Dear Anirudh - I have often debated with Mr Dbachman over pages concerning Vedic religion etc... and can say with all honesty that he is definitely not pro-Aryan in his edits. I feel he always represents the strict western-historical and scholarly approach which although I do not always agree with, I do respect him for. Maybe some parts of your edits could be added without it sounding like a blatant attack on Vedic civilsation? Vedic civilisation also invented numbers (0-9) now known as 'arabic' text and had an advanced knowledge of astronomy and philosophy among many other achievements. Why give such emphasis to intoxicants and ritualistic sacrifice etc?GourangaUK 10:58, 12 June 2006 (UTC)
Dear GourangaUK - Those who suffer caste system ( as i did ) , their heart burns all the time. Regarding achievements, it is same as trying to convince a jew about nazis scientific achievements.I consider that -- HINDUISM IS NAZISM --Anirudh777 09:16, 14 June 2006 (UTC)
See Godwin's law. You seem hardly capable of WP:NPOV with such a burning heart, but we have plenty of ardent Hindu chauvinists on Misplaced Pages, so maybe you could attempt to provide a counter-balance to those. Thanks for standing up for me, GUK, I know our first encounter was a bit harsh, that was also because of my being used to WP teeming with Hindutva editors, but I recognize debate with you can be fruitful. For reference's sake, the Hindus invented the numerals 1-9. The introduction of 0 and of decimal notation is very late (9th century), and it is unclear whether it is an Indian or a Persian invention. Hindu astronomy is a difficult term, often mixed with wild claims distilled from the Vedas without any real basis. Historical (Puranic) Hindu astronomy was very much indebted to the Greeks (the Hindus even adopted the Greek system of the Zodiac) dab () 09:40, 14 June 2006 (UTC)

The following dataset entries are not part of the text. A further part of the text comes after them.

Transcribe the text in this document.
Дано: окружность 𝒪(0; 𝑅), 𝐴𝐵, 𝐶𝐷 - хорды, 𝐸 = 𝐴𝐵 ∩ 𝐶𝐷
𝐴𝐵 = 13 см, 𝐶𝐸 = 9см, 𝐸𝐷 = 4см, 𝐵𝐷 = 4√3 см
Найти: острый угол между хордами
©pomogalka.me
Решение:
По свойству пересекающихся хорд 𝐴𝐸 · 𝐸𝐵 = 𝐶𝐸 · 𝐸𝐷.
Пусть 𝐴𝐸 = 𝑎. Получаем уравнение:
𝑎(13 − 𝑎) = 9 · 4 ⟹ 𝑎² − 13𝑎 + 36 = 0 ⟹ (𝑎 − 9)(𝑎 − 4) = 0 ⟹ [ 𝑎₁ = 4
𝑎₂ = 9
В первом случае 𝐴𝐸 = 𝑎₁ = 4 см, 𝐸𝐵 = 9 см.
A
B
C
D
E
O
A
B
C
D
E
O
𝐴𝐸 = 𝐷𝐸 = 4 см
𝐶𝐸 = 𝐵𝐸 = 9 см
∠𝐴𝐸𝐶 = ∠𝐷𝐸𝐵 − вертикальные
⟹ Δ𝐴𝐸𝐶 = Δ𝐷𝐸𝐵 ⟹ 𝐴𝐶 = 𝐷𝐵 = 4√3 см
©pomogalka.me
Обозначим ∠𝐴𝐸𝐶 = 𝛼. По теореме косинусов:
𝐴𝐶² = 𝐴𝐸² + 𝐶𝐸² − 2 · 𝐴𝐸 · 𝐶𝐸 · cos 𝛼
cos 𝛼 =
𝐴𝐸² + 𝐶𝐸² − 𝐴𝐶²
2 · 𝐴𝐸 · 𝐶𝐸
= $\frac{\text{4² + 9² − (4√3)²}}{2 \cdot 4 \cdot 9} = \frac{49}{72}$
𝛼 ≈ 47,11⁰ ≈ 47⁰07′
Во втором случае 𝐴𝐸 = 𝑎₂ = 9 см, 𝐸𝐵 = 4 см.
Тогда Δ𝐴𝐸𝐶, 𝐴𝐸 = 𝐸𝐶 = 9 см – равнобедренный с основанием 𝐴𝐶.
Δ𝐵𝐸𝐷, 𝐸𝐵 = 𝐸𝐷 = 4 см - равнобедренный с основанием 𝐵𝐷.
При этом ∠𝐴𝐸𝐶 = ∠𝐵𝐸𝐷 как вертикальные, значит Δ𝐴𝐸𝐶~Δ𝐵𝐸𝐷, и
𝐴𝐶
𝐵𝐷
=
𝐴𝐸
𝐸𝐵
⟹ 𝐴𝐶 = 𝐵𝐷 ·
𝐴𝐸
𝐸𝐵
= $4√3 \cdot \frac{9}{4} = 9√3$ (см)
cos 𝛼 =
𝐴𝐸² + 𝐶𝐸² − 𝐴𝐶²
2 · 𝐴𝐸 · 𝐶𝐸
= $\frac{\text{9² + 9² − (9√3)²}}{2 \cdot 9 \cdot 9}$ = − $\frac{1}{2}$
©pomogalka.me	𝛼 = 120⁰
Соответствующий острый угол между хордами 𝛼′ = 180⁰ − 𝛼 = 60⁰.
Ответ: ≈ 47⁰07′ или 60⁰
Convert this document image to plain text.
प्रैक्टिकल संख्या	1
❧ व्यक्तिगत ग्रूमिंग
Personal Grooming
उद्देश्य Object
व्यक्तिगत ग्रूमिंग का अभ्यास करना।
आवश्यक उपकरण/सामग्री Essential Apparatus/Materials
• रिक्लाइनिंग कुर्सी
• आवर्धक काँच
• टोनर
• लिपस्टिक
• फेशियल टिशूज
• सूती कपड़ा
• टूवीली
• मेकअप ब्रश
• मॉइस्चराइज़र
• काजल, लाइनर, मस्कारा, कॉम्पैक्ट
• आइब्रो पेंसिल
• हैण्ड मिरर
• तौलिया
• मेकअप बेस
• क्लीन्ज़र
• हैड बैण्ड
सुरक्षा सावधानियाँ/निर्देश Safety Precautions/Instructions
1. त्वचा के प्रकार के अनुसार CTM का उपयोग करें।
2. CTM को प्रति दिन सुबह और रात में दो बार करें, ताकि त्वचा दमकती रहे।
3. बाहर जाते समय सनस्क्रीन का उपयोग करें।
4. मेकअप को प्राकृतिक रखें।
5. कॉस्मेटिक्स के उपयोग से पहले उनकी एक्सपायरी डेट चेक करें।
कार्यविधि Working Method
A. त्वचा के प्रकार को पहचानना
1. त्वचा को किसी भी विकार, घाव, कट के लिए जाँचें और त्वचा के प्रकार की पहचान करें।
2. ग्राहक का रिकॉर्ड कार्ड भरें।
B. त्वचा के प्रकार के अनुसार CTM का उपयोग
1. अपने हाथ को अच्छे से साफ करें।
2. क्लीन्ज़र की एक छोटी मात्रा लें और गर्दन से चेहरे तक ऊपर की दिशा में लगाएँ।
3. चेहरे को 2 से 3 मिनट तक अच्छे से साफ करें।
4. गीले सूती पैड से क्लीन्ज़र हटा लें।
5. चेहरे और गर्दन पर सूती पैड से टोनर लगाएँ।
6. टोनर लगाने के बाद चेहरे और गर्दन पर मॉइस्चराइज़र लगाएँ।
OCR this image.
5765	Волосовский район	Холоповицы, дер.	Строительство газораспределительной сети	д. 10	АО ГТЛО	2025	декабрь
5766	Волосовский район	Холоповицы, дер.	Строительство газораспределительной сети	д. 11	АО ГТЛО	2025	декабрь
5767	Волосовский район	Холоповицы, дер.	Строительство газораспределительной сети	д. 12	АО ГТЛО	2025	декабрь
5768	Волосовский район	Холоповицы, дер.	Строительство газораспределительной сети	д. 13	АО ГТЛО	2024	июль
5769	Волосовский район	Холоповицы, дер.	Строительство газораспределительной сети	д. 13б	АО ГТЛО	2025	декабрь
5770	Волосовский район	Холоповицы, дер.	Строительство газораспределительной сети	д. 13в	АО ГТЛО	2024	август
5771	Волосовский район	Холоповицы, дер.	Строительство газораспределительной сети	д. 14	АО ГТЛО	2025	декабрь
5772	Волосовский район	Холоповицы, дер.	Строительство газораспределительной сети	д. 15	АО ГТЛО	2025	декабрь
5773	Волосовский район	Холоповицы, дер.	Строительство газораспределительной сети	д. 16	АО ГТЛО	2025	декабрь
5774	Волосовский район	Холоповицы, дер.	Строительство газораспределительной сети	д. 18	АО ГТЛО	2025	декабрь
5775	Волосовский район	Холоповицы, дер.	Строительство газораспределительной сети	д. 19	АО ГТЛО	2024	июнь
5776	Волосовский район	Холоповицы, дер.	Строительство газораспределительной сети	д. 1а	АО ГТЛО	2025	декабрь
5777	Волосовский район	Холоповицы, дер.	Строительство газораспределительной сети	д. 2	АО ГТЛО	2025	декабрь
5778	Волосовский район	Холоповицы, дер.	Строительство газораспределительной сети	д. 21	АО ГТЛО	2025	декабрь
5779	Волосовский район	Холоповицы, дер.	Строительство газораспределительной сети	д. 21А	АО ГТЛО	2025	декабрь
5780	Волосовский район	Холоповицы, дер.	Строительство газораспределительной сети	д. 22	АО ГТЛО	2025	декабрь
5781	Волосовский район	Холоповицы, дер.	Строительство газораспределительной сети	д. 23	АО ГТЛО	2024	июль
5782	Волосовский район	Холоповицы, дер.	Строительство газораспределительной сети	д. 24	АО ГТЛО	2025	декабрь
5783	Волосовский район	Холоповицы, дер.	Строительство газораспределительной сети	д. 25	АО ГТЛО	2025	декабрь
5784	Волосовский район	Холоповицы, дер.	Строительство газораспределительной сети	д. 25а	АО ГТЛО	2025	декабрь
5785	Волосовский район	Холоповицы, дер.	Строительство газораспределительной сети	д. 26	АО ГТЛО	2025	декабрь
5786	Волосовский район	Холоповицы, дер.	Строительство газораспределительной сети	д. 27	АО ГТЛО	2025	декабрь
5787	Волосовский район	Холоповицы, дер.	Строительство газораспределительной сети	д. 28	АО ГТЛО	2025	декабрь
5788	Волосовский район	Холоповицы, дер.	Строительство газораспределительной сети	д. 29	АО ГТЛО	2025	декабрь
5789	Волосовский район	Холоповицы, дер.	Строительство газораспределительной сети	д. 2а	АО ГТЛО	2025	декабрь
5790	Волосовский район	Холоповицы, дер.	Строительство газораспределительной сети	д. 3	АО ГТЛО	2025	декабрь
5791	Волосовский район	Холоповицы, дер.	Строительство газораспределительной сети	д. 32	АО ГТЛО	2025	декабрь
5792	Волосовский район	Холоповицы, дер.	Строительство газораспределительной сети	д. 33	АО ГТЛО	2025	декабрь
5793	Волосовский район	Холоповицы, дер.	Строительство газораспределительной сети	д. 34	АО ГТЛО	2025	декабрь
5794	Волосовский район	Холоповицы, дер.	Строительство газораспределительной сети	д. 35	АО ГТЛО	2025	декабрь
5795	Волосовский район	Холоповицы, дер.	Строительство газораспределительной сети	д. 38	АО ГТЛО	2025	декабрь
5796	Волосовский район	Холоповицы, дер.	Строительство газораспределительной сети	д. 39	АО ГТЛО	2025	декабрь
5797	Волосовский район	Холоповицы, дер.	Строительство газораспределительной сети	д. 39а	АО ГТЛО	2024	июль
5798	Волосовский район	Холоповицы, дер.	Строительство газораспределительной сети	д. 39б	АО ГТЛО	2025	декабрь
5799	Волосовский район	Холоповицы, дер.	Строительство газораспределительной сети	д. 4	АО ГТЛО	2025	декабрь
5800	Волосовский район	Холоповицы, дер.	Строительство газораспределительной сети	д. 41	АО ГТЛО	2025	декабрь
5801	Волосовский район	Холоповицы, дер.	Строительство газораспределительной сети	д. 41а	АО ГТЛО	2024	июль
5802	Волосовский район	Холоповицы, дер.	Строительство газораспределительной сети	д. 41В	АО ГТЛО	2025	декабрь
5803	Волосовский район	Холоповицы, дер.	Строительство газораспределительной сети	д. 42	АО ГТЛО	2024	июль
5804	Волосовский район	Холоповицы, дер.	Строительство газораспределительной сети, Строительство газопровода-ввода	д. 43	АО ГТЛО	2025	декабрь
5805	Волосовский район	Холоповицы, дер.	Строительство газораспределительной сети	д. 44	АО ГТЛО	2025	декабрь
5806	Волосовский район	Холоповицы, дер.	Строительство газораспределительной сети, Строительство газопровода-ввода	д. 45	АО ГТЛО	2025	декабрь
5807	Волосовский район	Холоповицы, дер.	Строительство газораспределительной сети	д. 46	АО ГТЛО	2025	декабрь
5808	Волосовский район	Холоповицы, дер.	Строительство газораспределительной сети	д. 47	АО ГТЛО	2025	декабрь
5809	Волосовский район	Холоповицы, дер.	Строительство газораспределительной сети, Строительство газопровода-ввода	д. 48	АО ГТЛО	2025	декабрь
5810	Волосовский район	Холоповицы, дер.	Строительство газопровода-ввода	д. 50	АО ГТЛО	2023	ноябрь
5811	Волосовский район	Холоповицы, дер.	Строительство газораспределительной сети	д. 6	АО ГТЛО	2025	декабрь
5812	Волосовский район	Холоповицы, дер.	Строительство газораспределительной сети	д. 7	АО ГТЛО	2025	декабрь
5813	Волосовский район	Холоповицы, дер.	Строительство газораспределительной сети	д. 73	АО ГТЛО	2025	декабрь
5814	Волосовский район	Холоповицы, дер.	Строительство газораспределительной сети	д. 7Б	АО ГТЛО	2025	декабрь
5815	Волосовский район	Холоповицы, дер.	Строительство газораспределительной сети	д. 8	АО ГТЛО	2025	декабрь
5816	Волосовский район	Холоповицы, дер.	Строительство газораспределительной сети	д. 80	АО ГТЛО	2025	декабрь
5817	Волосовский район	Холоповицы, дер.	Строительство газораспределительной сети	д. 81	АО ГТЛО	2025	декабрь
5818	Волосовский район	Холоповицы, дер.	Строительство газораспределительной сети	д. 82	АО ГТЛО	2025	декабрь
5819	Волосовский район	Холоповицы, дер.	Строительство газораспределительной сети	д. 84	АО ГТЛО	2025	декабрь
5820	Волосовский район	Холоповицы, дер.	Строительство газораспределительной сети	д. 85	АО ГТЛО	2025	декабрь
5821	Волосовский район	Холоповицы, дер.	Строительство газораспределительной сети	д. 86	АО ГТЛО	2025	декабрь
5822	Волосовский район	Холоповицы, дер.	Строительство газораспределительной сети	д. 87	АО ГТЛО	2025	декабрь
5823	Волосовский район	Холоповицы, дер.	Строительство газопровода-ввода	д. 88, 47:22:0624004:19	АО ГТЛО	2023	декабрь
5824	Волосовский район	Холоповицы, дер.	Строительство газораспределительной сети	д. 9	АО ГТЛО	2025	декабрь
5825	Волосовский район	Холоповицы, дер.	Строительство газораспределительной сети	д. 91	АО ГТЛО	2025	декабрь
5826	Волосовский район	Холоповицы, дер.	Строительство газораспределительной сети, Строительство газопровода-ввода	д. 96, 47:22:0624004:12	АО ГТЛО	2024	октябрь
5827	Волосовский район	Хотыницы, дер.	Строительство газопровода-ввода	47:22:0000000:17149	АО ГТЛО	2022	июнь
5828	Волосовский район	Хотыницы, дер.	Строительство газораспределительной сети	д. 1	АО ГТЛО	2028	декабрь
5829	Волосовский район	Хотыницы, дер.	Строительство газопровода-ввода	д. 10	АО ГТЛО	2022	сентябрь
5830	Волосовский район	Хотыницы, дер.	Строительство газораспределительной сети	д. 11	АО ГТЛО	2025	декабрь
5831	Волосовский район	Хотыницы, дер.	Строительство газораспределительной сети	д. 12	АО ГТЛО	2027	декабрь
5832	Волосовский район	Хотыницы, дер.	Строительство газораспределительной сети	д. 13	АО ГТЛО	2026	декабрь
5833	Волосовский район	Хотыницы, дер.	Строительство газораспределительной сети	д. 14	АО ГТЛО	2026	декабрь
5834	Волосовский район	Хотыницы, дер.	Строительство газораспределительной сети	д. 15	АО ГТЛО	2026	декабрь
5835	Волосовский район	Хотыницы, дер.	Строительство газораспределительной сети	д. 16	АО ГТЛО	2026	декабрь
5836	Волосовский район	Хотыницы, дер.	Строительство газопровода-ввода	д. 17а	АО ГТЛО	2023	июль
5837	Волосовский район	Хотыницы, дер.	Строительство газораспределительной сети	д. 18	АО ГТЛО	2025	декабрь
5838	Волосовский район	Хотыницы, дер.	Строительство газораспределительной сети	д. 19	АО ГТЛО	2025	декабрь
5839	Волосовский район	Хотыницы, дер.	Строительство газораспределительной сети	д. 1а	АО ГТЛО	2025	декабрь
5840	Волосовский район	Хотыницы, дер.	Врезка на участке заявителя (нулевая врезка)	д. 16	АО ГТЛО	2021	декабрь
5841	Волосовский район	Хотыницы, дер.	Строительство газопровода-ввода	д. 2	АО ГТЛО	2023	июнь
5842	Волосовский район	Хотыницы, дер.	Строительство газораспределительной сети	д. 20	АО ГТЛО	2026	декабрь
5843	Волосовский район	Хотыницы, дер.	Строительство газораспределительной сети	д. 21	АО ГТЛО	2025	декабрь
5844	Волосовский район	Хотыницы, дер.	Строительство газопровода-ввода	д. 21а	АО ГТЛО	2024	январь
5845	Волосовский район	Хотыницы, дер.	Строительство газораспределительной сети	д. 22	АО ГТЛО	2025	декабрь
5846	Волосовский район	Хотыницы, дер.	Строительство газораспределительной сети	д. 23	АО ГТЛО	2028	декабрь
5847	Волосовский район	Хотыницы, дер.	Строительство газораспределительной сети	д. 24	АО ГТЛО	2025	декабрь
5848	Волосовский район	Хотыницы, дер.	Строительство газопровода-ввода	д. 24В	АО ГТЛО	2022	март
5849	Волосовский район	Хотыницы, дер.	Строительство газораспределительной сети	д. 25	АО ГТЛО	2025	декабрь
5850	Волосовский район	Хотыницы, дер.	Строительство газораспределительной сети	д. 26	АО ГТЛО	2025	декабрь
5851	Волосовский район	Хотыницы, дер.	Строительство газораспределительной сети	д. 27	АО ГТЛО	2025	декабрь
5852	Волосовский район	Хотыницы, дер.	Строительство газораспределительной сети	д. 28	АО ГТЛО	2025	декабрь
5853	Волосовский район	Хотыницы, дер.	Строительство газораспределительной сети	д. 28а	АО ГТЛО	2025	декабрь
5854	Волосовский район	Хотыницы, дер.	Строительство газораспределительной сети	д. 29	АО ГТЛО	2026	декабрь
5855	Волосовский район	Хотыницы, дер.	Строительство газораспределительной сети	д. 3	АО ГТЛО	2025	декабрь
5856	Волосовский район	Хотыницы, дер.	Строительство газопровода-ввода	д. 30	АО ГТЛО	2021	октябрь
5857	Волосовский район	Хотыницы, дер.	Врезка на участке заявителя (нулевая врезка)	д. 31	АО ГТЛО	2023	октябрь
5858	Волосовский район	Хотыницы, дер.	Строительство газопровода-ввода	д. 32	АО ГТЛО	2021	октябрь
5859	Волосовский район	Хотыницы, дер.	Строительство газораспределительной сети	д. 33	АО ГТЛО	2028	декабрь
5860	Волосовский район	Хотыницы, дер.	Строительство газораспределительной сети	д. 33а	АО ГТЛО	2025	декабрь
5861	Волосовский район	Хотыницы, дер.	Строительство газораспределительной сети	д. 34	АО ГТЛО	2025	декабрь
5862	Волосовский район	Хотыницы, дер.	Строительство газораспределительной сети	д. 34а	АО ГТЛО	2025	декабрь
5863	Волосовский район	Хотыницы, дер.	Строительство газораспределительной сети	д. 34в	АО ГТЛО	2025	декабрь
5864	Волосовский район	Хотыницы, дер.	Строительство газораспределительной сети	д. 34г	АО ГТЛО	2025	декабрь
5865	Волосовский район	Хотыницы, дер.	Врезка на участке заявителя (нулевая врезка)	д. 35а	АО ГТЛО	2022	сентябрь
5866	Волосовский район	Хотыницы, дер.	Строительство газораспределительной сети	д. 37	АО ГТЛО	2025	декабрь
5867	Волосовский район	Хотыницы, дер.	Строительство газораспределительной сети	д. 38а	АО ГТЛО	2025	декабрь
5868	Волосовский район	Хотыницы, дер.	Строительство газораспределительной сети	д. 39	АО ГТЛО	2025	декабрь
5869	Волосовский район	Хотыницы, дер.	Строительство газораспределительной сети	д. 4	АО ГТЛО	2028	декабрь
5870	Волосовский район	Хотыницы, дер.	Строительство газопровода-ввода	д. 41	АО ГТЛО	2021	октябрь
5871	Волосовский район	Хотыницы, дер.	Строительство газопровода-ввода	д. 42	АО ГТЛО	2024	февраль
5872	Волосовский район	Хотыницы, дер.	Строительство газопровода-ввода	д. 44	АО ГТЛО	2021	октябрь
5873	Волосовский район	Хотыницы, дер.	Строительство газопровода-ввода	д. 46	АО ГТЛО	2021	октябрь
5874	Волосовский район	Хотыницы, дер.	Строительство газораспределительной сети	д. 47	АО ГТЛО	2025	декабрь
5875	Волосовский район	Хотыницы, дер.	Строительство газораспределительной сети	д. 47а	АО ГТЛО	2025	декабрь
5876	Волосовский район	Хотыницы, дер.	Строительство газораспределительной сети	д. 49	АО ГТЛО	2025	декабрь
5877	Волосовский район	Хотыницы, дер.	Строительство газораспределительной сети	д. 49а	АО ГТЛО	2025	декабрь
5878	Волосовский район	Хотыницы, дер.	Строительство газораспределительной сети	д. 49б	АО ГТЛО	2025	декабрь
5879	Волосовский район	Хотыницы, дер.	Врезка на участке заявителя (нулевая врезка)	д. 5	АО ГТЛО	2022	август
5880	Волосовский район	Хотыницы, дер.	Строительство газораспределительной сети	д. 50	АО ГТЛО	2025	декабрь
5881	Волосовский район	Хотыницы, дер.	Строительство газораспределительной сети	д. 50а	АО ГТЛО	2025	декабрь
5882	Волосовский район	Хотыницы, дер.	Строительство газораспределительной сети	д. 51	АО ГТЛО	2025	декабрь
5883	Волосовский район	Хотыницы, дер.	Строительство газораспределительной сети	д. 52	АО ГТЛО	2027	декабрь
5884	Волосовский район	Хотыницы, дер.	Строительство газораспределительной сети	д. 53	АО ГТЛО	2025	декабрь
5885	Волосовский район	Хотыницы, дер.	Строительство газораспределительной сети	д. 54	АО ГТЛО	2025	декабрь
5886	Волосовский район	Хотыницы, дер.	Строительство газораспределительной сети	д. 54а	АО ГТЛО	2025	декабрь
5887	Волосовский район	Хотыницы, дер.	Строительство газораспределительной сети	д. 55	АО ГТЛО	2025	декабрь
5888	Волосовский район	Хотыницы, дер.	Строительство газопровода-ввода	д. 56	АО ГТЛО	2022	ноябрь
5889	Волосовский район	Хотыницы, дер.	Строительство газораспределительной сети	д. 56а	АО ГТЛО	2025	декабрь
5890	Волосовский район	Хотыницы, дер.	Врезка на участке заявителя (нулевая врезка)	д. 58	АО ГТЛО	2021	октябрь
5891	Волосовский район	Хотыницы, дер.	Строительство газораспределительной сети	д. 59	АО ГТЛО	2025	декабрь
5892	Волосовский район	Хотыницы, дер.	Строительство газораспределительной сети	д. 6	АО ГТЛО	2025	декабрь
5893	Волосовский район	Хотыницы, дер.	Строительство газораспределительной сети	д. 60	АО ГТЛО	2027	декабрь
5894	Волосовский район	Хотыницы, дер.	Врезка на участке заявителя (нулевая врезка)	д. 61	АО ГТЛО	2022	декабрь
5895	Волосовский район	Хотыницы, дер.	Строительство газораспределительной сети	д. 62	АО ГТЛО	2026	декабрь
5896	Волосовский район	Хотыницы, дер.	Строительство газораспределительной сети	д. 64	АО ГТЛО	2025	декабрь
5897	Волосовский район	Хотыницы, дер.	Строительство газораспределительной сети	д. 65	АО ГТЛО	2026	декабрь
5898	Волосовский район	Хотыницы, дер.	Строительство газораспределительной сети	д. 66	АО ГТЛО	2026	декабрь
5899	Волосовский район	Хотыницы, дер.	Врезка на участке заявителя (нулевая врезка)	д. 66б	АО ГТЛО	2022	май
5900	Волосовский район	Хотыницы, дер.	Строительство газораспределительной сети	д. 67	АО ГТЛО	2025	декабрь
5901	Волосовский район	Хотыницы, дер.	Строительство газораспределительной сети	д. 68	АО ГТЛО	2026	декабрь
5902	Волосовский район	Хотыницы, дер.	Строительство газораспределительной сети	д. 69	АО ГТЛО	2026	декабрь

Well , I wish to add more. I stress about intoxicants , sacrifices and rituals. The vedic system & other ancient systems have it because religion is simply a matter of mind control (or mass hypnosis). The Practices i mentioned are specifically meant for that.

-- The fire is important because u cant make every body in an assembly smoke pot/ marijuana ,so u add it to fire for mass consumption. The scented intoxicating smoke made brains of people relaxed & receptive to commands by the priests. -- Intoxicants by priests - to create an abnormal state of body & mind so that common people are influenced into believing that they (priests) are in a state of trance & communicating with spirits. BTW the same intoxicants(cannabis) are mixed with diluted milk/yogurt (called thandai)& distributed freely in every hindu temple every year on certain festivals (Mahashivratri etc.) -- Long Chanting rituals also made people believe about communication with spirits as well for mass hypnotism acting as commands. -- Sacrifices & sight of blood - to create an awe & a state of mass euphoria.

The net result of such practices was forming a social bond in order to benefit by mass deception <--- this is true hinduism.